I think that the proposal to shape the lajanyalan appropriately makes sense. I was planning to raise an issue in the Noto repo – would you prefer to do that? (You're better qualified than me to put the right points.)

Btw, i'm about to raise then close a gap report about this in our gap analysis framework, so that we can make the progress visible.

NeilSureshPatel commented 1 year ago

That makes sense, thanks. I'll take a look at the Noto design again to see if it would need to be adjusted and how. Noto uses very simple connections so it may only need a width adjustment. I'll raise an issue in the repo with the proper recommendation.

jfkthame commented 1 year ago

@NeilSureshPatel The line-breaking discussion was put off for another day. A proposal would need to be submitted. Personally, i'm not so worried about that – just as with hyphens, such as the one i just typed, people can use a nbsp if needed.

I wasn't part of the background discussion here, so may be missing lots of context. But personally, I think the conclusion is unfortunate, from a serving-the-users point of view.

Judging from the examples in Figure 5 of the Unicode proposal document, I don't think users would perceive the te-kerende as being separated by spaces from the surrounding words, so the natural instinct will be to type it without spaces. When they notice that this produces a joined form (because that's how lajanyalan behaves), they're just as likely to try something else such as a generic HYPHEN-MINUS or LOW LINE as to figure out that they should put spaces each side of it (and depending on the font in use, the result of adding spaces may look so bad — because lajanyalan is too long — that they reject that and go for HYPHEN-MINUS or even borrow the Arabic-script KASHIDA instead).

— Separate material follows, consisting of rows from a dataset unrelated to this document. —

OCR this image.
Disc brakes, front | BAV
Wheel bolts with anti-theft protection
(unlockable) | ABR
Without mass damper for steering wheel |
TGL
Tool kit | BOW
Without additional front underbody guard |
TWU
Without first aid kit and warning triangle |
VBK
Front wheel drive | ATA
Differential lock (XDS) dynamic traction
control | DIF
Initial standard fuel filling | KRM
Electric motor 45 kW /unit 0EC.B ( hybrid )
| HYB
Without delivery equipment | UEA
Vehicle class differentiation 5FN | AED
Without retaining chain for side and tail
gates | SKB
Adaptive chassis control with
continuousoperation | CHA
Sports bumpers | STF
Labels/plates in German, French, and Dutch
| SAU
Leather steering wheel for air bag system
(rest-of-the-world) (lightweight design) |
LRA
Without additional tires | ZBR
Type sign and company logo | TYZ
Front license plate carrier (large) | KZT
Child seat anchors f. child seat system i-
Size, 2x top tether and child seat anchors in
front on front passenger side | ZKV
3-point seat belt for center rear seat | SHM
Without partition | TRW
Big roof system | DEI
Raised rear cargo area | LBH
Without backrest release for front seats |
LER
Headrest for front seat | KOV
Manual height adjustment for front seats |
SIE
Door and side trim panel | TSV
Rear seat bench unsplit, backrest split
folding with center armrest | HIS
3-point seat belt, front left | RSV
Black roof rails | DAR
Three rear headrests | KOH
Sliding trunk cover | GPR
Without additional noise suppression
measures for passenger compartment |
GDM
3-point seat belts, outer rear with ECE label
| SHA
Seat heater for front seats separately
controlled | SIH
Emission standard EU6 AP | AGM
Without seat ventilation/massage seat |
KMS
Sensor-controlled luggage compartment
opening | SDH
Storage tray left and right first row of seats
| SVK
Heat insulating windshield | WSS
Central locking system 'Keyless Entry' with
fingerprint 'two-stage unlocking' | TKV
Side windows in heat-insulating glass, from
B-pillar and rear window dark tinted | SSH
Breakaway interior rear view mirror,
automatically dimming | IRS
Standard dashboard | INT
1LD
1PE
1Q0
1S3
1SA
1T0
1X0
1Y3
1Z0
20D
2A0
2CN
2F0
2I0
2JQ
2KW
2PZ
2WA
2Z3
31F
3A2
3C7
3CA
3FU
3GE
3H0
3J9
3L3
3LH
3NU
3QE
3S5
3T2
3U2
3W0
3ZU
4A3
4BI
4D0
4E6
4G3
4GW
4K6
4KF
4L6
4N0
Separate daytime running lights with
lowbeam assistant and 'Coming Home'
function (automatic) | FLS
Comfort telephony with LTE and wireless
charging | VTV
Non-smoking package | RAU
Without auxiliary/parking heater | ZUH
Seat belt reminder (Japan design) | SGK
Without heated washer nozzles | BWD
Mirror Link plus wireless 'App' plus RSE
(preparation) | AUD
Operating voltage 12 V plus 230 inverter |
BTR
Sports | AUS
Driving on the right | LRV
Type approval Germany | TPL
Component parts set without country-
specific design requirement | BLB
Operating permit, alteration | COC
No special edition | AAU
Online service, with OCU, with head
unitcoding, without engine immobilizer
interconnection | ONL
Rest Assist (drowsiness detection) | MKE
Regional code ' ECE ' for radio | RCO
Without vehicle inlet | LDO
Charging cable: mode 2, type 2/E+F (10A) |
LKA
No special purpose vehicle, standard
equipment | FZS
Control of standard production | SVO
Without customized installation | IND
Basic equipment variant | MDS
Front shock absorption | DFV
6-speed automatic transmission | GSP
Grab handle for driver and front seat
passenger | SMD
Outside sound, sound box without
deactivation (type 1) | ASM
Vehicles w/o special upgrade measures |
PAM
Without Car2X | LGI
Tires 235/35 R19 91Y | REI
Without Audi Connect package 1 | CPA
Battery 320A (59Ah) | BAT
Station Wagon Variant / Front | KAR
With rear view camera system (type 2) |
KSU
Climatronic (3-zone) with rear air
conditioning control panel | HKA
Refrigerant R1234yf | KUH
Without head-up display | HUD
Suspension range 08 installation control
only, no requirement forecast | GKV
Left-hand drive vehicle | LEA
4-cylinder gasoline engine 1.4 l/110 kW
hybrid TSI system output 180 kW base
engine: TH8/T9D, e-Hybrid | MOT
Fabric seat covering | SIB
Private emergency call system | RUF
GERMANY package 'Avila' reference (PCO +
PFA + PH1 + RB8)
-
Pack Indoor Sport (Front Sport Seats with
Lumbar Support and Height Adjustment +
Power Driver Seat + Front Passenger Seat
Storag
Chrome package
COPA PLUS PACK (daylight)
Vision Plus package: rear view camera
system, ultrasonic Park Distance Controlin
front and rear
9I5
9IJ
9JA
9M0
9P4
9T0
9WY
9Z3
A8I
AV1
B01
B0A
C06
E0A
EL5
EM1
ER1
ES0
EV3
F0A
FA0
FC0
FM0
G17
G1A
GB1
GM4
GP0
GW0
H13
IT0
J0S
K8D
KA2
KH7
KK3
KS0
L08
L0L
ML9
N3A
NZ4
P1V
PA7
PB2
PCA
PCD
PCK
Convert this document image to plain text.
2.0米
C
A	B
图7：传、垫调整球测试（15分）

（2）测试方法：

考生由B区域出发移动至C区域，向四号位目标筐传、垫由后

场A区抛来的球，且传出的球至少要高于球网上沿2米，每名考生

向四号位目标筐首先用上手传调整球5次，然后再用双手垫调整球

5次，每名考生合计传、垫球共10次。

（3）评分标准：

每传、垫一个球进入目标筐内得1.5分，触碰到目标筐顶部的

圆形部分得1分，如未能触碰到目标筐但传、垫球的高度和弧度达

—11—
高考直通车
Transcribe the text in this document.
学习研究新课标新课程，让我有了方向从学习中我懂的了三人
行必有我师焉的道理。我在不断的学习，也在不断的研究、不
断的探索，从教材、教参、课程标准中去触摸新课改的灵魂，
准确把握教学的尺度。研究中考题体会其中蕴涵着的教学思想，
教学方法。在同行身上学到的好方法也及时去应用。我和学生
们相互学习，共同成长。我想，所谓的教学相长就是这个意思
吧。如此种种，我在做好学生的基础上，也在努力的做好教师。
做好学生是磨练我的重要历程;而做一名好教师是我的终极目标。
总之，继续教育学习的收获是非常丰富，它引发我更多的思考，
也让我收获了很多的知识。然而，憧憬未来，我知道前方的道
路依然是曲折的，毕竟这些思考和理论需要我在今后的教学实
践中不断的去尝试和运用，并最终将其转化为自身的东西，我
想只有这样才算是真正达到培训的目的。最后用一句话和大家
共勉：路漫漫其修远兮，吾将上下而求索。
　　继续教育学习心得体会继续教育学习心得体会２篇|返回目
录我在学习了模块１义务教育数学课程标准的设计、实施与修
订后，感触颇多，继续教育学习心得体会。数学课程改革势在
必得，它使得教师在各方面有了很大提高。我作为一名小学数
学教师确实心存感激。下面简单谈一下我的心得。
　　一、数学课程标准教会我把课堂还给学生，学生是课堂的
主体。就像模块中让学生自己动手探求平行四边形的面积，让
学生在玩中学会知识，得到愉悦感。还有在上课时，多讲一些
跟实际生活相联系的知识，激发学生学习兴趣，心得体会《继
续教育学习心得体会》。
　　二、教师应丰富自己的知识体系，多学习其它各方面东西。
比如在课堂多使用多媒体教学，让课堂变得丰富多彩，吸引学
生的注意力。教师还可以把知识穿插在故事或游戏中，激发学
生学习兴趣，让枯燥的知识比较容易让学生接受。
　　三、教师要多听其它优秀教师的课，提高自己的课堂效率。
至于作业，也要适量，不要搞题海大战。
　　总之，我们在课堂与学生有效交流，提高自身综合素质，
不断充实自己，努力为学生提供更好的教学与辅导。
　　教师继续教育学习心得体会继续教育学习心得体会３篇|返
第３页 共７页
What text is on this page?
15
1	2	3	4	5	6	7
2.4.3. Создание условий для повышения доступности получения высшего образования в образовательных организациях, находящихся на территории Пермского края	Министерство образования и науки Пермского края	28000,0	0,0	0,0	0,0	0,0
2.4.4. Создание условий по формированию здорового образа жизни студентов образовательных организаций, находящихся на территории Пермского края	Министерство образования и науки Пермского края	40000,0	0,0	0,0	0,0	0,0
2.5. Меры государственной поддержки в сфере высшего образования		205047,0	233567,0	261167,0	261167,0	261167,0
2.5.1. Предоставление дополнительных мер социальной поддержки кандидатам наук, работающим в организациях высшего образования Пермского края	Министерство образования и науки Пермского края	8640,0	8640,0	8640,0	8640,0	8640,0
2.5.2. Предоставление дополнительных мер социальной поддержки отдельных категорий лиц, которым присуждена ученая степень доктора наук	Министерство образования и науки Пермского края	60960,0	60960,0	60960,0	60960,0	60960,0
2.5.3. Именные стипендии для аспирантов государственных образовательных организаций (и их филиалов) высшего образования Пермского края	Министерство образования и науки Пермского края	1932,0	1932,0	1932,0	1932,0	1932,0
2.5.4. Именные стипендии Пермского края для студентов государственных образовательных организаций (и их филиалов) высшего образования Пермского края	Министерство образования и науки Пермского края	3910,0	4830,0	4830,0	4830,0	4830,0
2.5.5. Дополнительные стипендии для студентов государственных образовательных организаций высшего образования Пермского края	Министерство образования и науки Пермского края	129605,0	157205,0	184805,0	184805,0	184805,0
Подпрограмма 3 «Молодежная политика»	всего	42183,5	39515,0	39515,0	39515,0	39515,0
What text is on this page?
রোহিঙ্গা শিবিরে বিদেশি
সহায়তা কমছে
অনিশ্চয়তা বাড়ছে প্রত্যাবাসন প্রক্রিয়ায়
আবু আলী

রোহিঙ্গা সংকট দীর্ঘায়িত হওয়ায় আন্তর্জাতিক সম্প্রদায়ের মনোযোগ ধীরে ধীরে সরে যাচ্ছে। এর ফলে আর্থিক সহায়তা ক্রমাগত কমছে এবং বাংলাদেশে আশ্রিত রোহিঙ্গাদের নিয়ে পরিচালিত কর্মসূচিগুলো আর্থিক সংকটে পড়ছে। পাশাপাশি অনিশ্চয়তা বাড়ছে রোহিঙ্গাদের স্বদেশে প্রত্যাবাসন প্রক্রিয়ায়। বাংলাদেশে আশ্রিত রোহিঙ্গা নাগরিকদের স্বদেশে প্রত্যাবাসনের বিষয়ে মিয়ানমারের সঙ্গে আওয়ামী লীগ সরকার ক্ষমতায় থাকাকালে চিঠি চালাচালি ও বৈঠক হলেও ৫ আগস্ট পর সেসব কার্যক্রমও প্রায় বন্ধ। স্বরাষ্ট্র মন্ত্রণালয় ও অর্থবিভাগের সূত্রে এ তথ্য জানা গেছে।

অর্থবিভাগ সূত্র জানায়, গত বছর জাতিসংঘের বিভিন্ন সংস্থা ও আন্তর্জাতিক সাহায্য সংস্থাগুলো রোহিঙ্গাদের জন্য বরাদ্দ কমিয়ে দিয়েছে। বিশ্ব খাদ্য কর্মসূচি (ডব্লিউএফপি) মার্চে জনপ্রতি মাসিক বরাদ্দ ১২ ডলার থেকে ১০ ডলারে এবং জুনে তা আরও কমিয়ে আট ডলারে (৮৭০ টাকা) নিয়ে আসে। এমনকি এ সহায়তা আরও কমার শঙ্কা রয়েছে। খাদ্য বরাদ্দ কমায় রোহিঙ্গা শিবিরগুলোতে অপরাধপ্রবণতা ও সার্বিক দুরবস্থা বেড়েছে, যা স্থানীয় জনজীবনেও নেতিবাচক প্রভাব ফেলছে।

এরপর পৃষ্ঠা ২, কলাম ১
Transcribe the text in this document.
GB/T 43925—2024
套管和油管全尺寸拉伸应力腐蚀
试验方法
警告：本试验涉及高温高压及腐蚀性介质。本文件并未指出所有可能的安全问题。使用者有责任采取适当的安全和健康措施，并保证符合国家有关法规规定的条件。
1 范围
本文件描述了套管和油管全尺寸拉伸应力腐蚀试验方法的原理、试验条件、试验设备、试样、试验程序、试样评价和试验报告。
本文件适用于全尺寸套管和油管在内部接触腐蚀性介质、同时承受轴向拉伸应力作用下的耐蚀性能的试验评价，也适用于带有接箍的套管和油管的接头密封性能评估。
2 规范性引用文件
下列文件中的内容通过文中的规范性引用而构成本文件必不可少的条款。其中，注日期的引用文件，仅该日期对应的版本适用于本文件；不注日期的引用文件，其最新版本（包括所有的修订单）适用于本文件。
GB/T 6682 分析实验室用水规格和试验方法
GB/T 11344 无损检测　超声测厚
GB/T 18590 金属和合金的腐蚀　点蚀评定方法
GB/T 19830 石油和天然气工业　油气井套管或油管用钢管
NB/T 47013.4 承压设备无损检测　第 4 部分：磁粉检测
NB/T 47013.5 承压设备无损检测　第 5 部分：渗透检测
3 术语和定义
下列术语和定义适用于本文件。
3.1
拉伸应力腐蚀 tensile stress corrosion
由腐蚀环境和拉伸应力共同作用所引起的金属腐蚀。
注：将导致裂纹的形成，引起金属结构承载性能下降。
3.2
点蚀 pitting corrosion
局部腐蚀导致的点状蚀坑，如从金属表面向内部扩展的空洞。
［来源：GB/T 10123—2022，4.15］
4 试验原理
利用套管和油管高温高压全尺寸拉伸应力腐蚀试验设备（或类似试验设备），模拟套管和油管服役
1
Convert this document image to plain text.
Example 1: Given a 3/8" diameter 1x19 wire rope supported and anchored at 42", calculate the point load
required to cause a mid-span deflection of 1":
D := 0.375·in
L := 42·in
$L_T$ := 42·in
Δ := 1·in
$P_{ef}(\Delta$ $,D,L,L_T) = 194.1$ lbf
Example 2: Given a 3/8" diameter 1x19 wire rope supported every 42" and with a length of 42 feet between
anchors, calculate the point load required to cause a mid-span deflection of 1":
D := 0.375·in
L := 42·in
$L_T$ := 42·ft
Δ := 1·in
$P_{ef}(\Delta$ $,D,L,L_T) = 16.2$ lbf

My suspicion is that "correct" use of <nbsp> <lajanyalan> <space> to represent te-kerende, along with a "smart" font that shapes lajanyalan appropriately for this context, will be an exotic rarity.

(The "hyphen" comparison isn't very persuasive, IMO. I notice that what's actually in your comment is not a hyphen but an en-dash — perhaps thanks to an autocorrect feature? When a punctuation dash with surrounding spaces is used in English, breaking the line before the dash — so that it appears at start-of-line — is much less jarring than breaking before te-kerende would be. The Latin-script analogue to N'Ko te-kerende would be a hyphen without any surrounding spaces, which does not permit a preceding break.)

r12a commented 1 year ago

My suspicion is that "correct" use of <nbsp> <lajanyalan> <space> to represent te-kerende, along with a "smart" font that shapes lajanyalan appropriately for this context, will be an exotic rarity.

One of the things driving this discussion was that i looked at a number of online texts to figure out what users do, and they all used <space><lajanyalan><space> for the te-kerende (and for various other hyphen/dash-like places).

It may be better to move this discussion to a separate issue focused on line-breaking for te-kerende.

(in my earlier comment i have just changed 'hyphens' to 'dashes in English', which i intend to cover hyphens and other dashes.)

r12a commented 1 year ago

... even borrow the Arabic-script KASHIDA instead

I'm not sure why they would do that, or why they would try not to use spaces. The lajanyalan is the N'Ko equivalent of the Arabic tatweel (which i assume you mean by kashida). And using it without spaces would immediately produce incorrect results, because (a) it would join with the adjacent characters (as would the tatweel), and (b) it wouldn't produce the gaps either side which always appear with te-kerende. So i don't think that users are likely to omit the spaces. (That said, for fine typography, they may perhaps choose slightly smaller spaces.)

NeilSureshPatel commented 1 year ago

These things are always weird. I think if the te-kerende were encoded from the get-go, it would have been used readily. However, without it the most convenient thing to do is <space><lajanyalan><space>, thus making it the typical method. Probably, what should have happened is that the lanjanyalan should not have been encoded, since the tatweel can be used for this purpose. The te-kerende should have been encoded instead.